Nothing has ever been easy for North Carolina when they play Maryland, seemingly. After trailing in the first half, Carolina took its biggest lead of 11 points with 6:59 remaining and even led by ten points with 1:48 left, but it couldn't be that easy. And it wasn't.
Carolina went 1-of-6 from the foul line in the final 56 seconds, and Maryland had the ball with seven seconds left, down just three points.
Last year, it was eerily similar. Carolina was up two, Maryland got the ball with 12.7 second left and Alyssa Thomas hit the game-tying lay-up before winning in overtime. This time, Maryland got the ball with seven seconds left, down three points. This time, Tierra Ruffin-Pratt decided she was not going to let the Tar Heels lose.
"I actually lost (Maryland sharp-shooter Katie Rutan) at the end," Ruffin-Pratt said with a sheepish smile. "I lost her. She ran baseline and I didn't see her, so I just ran as fast as I could and blocked the shot."
Even then, it wasn't over. Maryland had one last shot with a second remaining, and Rutan got enough separation to get a shot off. She didn't make it. "(Rutan) got that last three up, I was just praying that it didn't go in," Ruffin-Pratt said. "I contested it, but she shouldn't have caught it from the beginning. But it didn't go in."
No, it didn't go in. But that hasn't been how this series has typically gone. Under head coach Brenda Frese, Maryland is almost always good shooting, fundamentally sound, athletic and tough. The Terrapins can score points in bunches, and their defense can make even a routine pass seem like an adventure.

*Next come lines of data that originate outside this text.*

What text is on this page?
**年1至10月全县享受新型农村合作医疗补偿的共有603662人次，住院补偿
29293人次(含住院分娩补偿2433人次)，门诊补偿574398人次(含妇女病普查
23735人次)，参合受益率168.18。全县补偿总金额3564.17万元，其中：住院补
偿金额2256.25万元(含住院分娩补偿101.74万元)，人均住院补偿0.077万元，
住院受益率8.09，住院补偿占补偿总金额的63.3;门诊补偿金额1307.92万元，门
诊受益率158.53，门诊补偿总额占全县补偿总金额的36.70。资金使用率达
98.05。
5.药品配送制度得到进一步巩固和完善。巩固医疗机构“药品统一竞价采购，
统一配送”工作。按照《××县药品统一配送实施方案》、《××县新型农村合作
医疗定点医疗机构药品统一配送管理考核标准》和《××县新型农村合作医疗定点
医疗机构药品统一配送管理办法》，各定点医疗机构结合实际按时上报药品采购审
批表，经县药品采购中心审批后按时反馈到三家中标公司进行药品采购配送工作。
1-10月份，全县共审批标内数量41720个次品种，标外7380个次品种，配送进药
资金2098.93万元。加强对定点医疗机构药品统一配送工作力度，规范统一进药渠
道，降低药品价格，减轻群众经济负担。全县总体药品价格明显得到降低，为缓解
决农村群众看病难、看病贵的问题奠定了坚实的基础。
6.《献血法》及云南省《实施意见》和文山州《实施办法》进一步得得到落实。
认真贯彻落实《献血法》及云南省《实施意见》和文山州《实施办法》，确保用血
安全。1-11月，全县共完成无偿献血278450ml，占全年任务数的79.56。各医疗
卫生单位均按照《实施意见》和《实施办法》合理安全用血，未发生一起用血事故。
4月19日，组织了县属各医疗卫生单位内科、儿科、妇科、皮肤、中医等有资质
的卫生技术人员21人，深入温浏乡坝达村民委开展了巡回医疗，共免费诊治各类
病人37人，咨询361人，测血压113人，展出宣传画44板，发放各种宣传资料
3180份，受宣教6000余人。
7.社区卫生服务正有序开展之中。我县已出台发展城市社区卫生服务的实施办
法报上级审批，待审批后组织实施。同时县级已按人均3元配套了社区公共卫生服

They are frustratingly efficient, and they know how to irritate their opponents. Yes, it's the way they play: in-your-face, aggressive and confident. But it could just be the way that in crucial moments, it seems like almost everything breaks Maryland's way, despite their opponent's best efforts.
This night was no different against the Terrapins, a team that the Tar Heels had lost to four straight times and six out of the last seven. And yet, it was different. Normally, the Carolina-Maryland games are high-scoring affairs. Not this time. There were field goal droughts for each team of at least five minutes. Carolina's longest was 5:25 (in the first half), and almost every UNC offensive possession felt like a struggle.
The Tar Heels had to fight for every inch of real estate: on post-ups, even making a swing-through move after catching the ball to get some space. And Carolina has had enough trouble as it is on offense this year. Sometimes, it seems as if the Tar Heels have offended the basket in such a way that it spits out any shot, even after it tantalizingly spins around the lip of the rim before falling out.
Fortunately for the Tar Heels, they are an excellent defensive team themselves, and they fight hard. They changed up defenses on Maryland. They trapped. And ultimately, they held Maryland without a field goal for the first 8:07 of the second half.
There is no time limit in women's basketball to get the ball across halfcourt, and Carolina made it as difficult as they could on Maryland to set up its offense. They pressured the ball, contested passes and sent surprise double teams at Maryland's guards that would have made Dean Smith smile. As sophomore Danielle Butts put it, Carolina sped up Maryland by slowing them down.
"The key was to slow them down, run the clock down so they would be pressured ... just slow the clock down really sort of get them (thinking), ‘Okay, well, we've got a certain amount of time to score'," Butts said. "It's not like what they're normally used to, just walking the ball up the court. We just tried to slow everything down so they were in a time pressure to score."
It's physical. And not in the typical sense of that word, which somehow seems too euphemistic for this game. It's physical, as in, there will be blood. (And there was.) There were multiple occasions a player from both teams went tumbling to the floor after seemingly having rebounding position and being yanked down from behind.
"It's always an intense game, a really physical game," Ruffin-Pratt said. "Both us and Maryland are physical and strong, so it's just kind of like a battle of who's the strongest. And whoever is the strongest at the end, that's who's going to win."
Mental toughness is what helped the Tar Heels, in the end. So many close Maryland games have been heartbreakers for recent Carolina teams, unable to make that play or two necessary to win a game like that. Not this year. No matter what went wrong, Carolina just kept fighting, and that was the difference from the recent games.
"I think this team just has a lot more heart than any of the other teams I've been on since I've been here," Ruffin-Pratt said. "We play with a lot more heart and a lot more emotion, and we trust each other a lot more than we have in the past. I think this team can go a long way if we just stick together and keep playing hard."